Cronaca Giostra / Via San Michele

Poggio dei pini senz'acqua, Amam: "Dimezzato il credito che ci spetta, assicuriamo fornitura minima"

Il complesso edilizio non riceve acqua da anni per un vecchio debito con l'azienda di viale Giostra. Cento famiglie fanno i conti con l'erogazione idrica ridotta. Puccio: "Abbiamo fatto il possibile per risolvere la questione"

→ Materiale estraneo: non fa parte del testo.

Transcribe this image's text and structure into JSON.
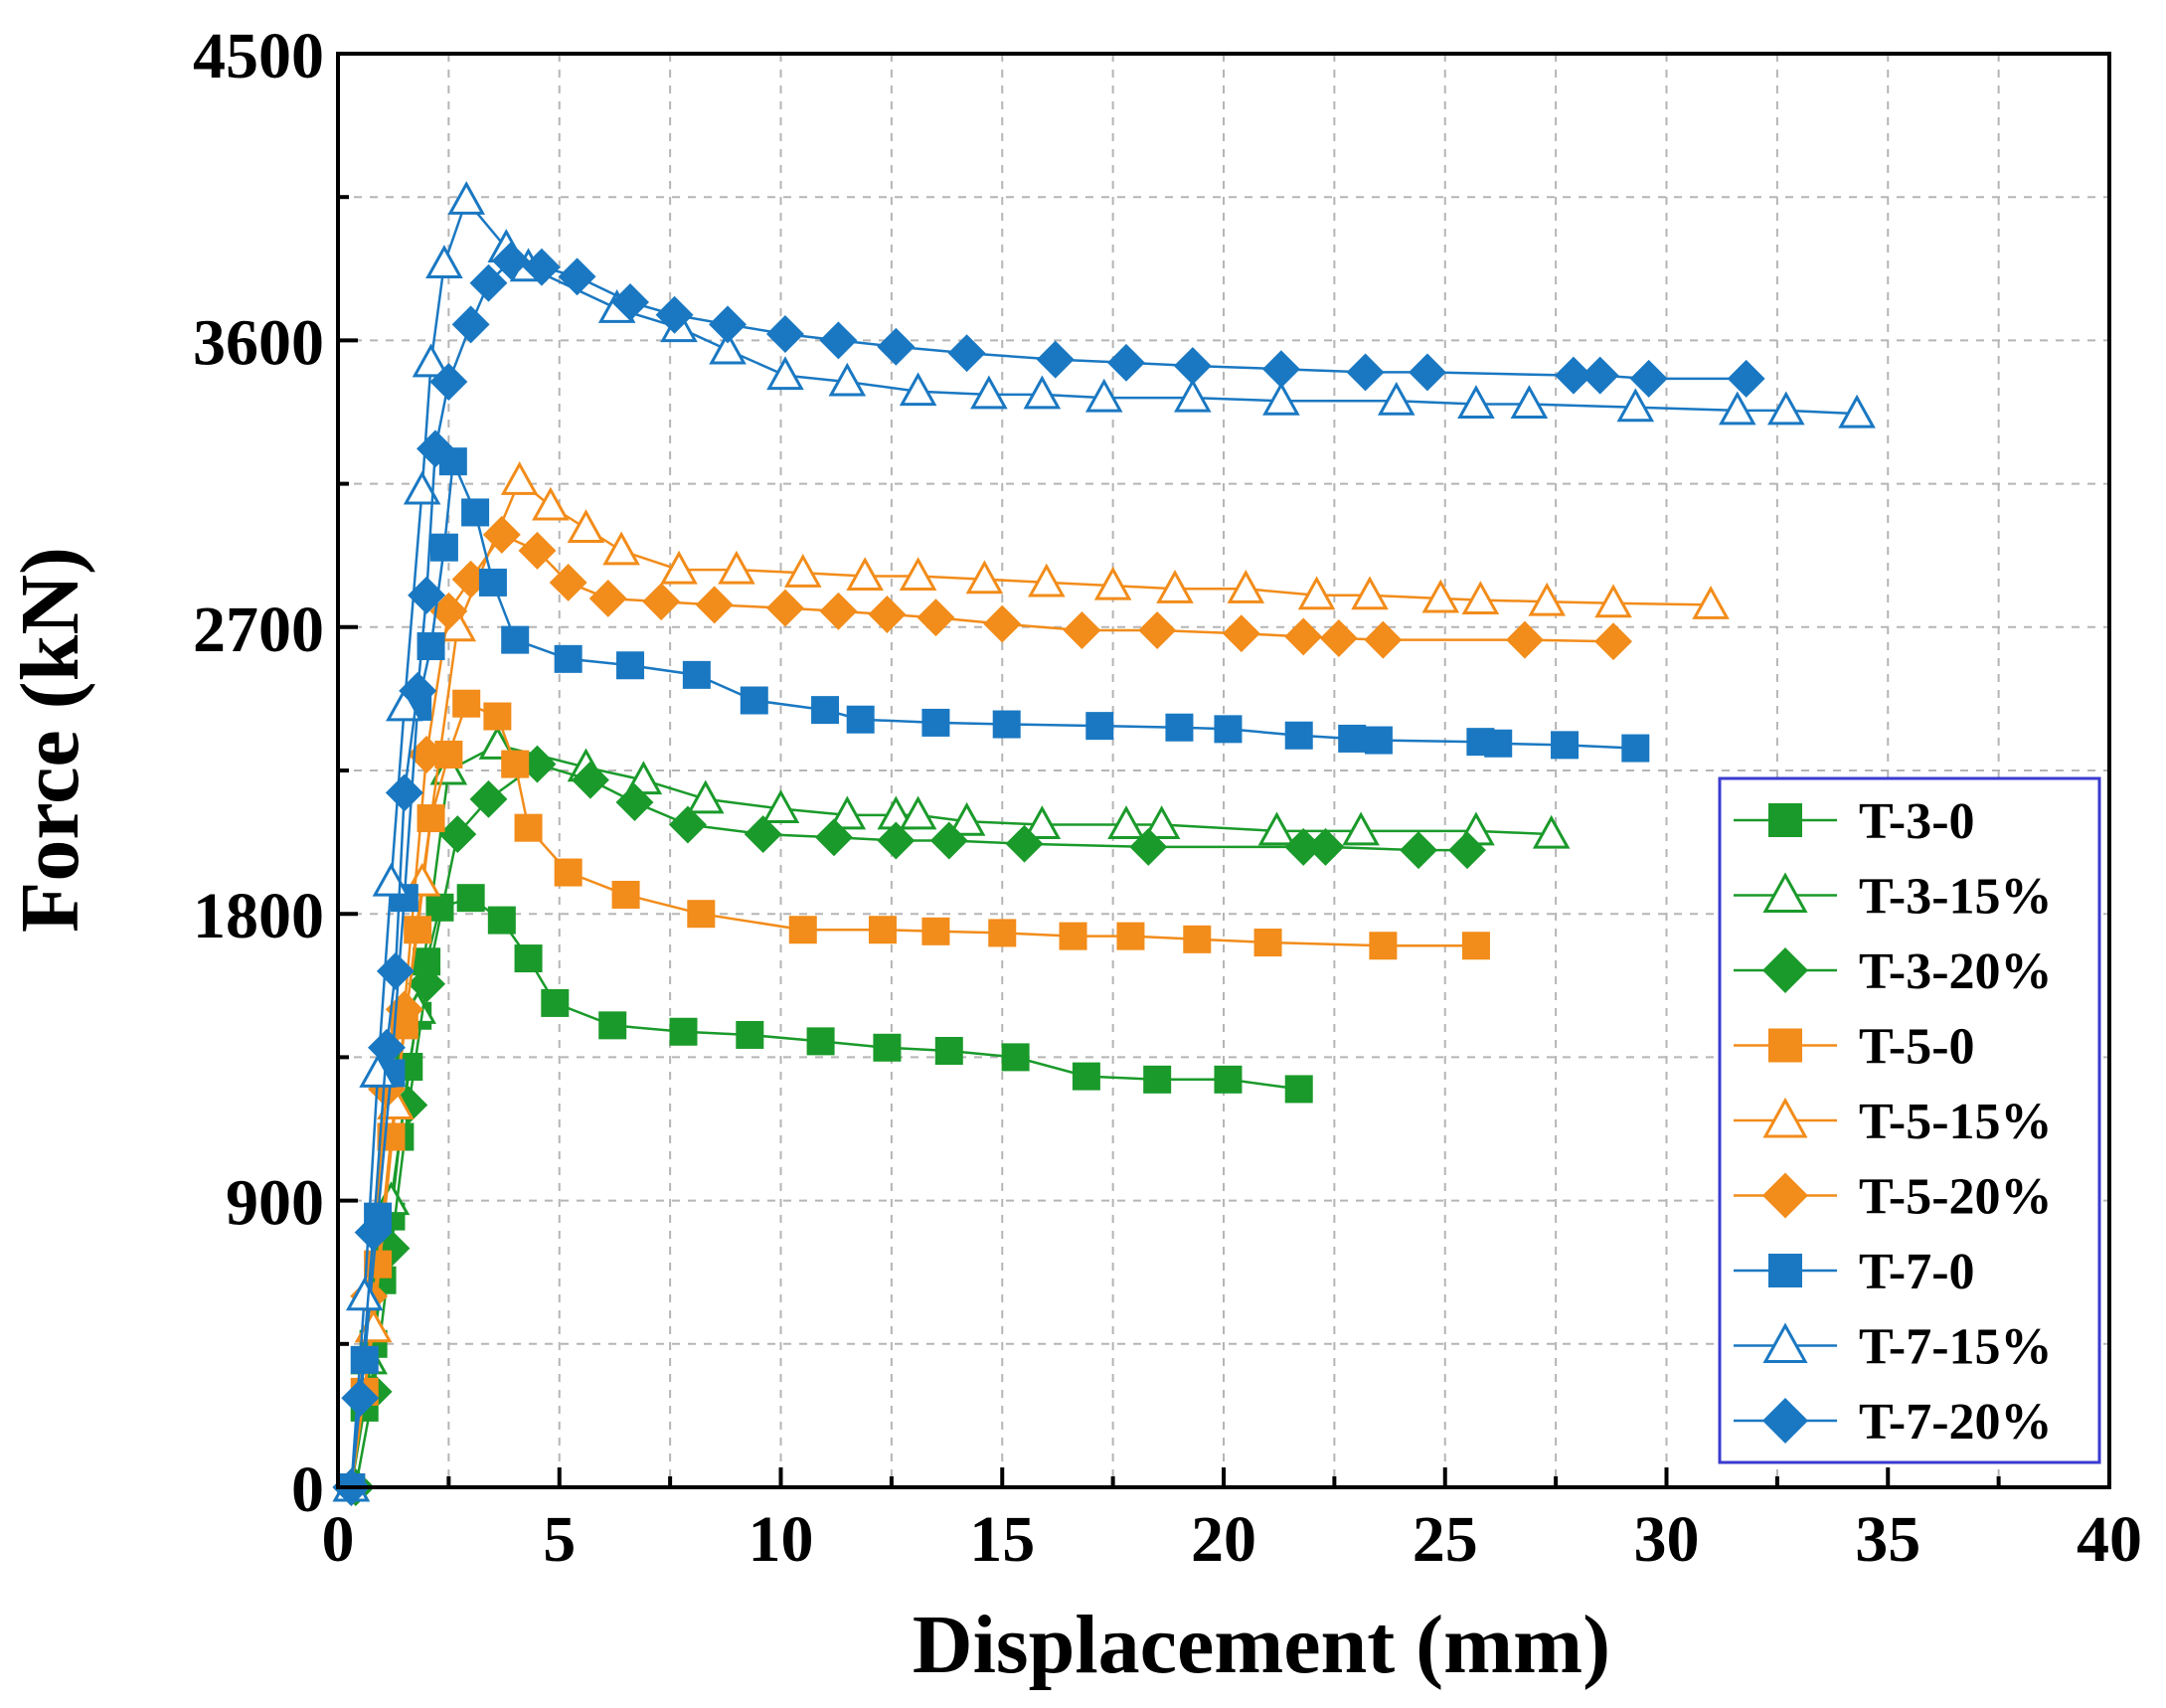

L'Amam è pronta ad aiutare le 50 famiglie del residence "Poggio dei pini", da decenni costretti ad acquistare l'acqua da un privato per un contenzioso non risolto dal 1999 con l'azienda che gestisce la fornitura idrica cittadina. Sul piatto un debito di oltre 1 milione di euro che l'Amam, ricalcolando il credito, ha ridotto a 390mila euro.

Una cifra, che con l'Iva arriverebbe a toccare i 600mila euro,  sicuramente impegnativa che i residenti devono pagare per poter godere del servizio a pieno regime. 

"Conosciamo bene la situazione - spiega il presidente Amam Salvo Puccio - e la mia amministrazione è sempre stata favorevole a trovare un accordo. Nelle settimane scorse abbiamo convocato i rappresentanti del condominio comunicando la nostra volontà a ridurre il credito che ci spetta. Non abbiamo però avuto ancora risposte".

Nel frattempo la stessa Amam ha eseguito alcuni interventi nello stesso residence. "Per venire incontro ai residenti del complesso edilizio - precisa Puccio - abbiamo effettuato dei lavori per eliminare delle perdite. Al momento il residence beneficia di una erogazione ridotta a tre metri cubi come da carta dei servizi. E' una prassi per chi ha un contenzioso per morosità. La bozza di transazione è stata definita il mese scorso, la palla adesso passa agli abitanti del Poggio dei pini".

Intanto, alcuni residenti, tra cui anziani e cardiopatici,  hanno invocato l'aiuto del sindaco per risolvere la questione., sottolineando i disagi a cui vanno incontro ogni giorno e i rischi igienico-sanitari causati dalla penuria d'acqua. 

Una storia sfortunata quella del "Poggio dei pini", in parte sequestrato e dichiarato inagibile per i crolli che negli anni si sono verificati nell'area. Ben venticinque anni fa fu avviata una procedura fallimentare e si aprì un'inchiesta giudiziaria che coinvolse i titolari delle due imprese responsabili della costruzione e della successiva vendita degli appartamenti. Inchiesta poi finita con l'assoluzione degli imputati.